Esemplare è in questo senso quell' unica giornata quando, ogni martedì, vengono a fargli visita i suoi due unici amici, Joseph e Kenneth, anche loro immigrati dall’Africa e, dopo aver scolato una bottiglia di whisky, fanno a gara a chi ricorda più nomi di dittatori africani.
A Joseph, ad esempio, piace ripetere, quando è ubriaco, gli appunti dei versi dell'Inferno presi durante le lezioni - «Tanto ch’i vidi de le cose belle/ che porta’l ciel, per un pertugio tondo./ E quindi uscimmo a riveder le stelle» (Dante XXXIV Inferno vv.137-139) - e dichiarare che sono questi i più perfetti versi che siano mai stati scritti. «Pensaci – dice - Dante sta finalmente uscendo dall'inferno, ed ecco cosa vede: 'Le cose belle che porta '1 ciel'. È perfetto, credimi. Semplicemente perfetto. Ho detto al professore che nessuno come un africano può capire quei versi perché è ciò che abbiamo vissuto. Ogni giorno l'inferno, intervallato da vaghi barlumi di paradiso» (p.113).

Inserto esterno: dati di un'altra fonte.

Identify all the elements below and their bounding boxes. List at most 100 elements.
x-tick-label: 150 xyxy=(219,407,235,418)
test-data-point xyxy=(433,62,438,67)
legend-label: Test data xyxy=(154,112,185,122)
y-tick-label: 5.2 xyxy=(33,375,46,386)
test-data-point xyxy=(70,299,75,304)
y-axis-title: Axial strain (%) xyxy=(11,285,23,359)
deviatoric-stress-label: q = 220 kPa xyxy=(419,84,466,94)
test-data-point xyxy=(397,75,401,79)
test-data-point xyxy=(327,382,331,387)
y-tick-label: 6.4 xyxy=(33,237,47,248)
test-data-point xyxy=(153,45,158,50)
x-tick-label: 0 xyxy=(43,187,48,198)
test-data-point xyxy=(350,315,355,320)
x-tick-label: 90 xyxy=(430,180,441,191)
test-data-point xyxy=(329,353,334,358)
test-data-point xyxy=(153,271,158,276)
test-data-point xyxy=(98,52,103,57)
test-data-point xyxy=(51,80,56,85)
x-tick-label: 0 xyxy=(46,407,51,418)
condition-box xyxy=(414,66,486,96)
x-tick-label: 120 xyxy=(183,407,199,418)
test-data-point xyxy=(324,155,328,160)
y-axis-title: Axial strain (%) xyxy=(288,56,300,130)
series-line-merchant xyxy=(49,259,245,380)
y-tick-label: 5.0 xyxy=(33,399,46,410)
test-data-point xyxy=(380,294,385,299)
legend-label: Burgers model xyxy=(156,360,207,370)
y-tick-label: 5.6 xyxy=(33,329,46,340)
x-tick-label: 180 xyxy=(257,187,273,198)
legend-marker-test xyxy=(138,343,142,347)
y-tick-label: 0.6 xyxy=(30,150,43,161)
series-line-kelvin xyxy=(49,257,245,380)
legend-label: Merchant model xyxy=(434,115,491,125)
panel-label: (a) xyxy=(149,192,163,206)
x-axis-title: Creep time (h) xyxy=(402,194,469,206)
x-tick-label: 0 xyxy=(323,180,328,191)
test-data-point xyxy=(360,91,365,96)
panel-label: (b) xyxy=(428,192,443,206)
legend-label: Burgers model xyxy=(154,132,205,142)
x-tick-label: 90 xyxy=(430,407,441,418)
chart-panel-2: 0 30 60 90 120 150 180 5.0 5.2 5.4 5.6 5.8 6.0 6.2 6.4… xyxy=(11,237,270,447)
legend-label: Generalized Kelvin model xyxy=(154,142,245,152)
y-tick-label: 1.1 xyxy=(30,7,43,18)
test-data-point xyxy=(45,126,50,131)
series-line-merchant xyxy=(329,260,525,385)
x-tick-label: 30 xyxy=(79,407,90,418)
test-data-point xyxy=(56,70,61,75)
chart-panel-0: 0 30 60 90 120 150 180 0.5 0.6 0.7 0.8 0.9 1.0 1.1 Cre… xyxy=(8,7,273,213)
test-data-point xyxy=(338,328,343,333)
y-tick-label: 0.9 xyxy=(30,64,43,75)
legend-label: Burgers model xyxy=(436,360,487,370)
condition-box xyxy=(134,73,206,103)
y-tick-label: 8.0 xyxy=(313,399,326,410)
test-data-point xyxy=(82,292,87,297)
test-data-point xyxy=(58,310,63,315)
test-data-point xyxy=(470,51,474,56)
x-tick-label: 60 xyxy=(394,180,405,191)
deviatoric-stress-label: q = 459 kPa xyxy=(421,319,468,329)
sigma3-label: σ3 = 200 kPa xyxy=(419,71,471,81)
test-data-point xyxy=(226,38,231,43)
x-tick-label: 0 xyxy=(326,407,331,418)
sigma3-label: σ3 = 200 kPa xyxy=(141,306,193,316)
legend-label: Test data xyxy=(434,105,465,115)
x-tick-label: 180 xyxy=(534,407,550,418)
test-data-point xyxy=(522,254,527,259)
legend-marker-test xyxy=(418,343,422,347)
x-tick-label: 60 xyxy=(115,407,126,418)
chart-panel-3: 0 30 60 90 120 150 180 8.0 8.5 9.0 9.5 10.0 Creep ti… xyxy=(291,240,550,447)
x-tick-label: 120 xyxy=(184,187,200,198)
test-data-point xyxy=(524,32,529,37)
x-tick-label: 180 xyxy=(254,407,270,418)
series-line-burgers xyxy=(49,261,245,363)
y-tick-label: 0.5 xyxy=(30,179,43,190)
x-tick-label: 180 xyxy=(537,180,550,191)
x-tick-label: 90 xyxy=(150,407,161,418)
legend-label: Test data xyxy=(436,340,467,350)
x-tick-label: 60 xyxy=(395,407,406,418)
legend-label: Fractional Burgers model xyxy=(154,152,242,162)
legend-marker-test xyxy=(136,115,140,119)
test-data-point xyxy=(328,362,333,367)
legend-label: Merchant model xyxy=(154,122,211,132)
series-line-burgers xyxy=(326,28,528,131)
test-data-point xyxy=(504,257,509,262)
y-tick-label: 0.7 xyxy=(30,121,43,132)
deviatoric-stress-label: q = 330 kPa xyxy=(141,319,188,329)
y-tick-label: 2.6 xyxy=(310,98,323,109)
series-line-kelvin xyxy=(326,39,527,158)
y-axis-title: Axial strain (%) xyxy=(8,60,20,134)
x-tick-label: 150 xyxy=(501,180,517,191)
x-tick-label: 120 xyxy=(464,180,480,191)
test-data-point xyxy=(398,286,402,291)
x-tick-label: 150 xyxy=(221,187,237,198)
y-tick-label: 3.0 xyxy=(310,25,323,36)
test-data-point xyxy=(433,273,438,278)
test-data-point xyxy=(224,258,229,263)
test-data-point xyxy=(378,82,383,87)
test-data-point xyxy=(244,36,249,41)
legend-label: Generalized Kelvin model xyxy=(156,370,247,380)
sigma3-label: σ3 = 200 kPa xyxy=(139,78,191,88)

In quegli incontri, Joseph parla dei complimenti ricevuti da una sua professoressa dell'Università di Michigan che lo dipinge come «uno degli uomini più brillanti che [lei] abbia mai conosciuto», e che un giorno sarebbe dovuto trasferirsi completamente lì; e Kenneth sogna un giorno di prendere la laurea in ingegneria e poi un master, dicendo che «solo allora sarebbe tornato in Africa, a Nairobi con indosso un completo molto elegante dove tutti diranno: Guardalo là: quello è un tipo importante, quello è speciale. Costruirò dei palazzi da mandarli fuori di testa. Roba mai vista prima». (p.164).
Ma per Sopha non c’è niente di tutto questo: né la speranza di continuare l'Università, né quello di ritornare in Etiopia : «Quanto a me, sarei rimasto dietro al bancone a leggere, seduto sulla mia sedia con lo schienale alto, muto come una divinità, fino alla fine del mondo» (p.164).
«Ogni volta che guardavo Naomi» aveva detto quando le leggeva I fratelli Karamazov, «mi rendevo conto a come negli anni a venire l'avrei ricordata con una nostalgia da devastarmi il cuore, perché ovviamente sapevo già che alla fine mi sarei ritrovato qui da solo» (p.117).
E proprio quando nel cuore di Sopha si stava accendendo un sentimento nei confronti di Judith, dopo l'ennesimo atto di intolleranza, la donna è costretta a trasferirsi. Sopha comprende che la libertà è un diritto per cui dovrà continuare a lottare sempre, in una America che lo ha accolto sì, ma che vuole anche che tu comprenda la sua anima errante dove niente è stabile, come i quartieri che possono cambiare nell'arco di pochi anni da zone residenziali a povere borgate e viceversa.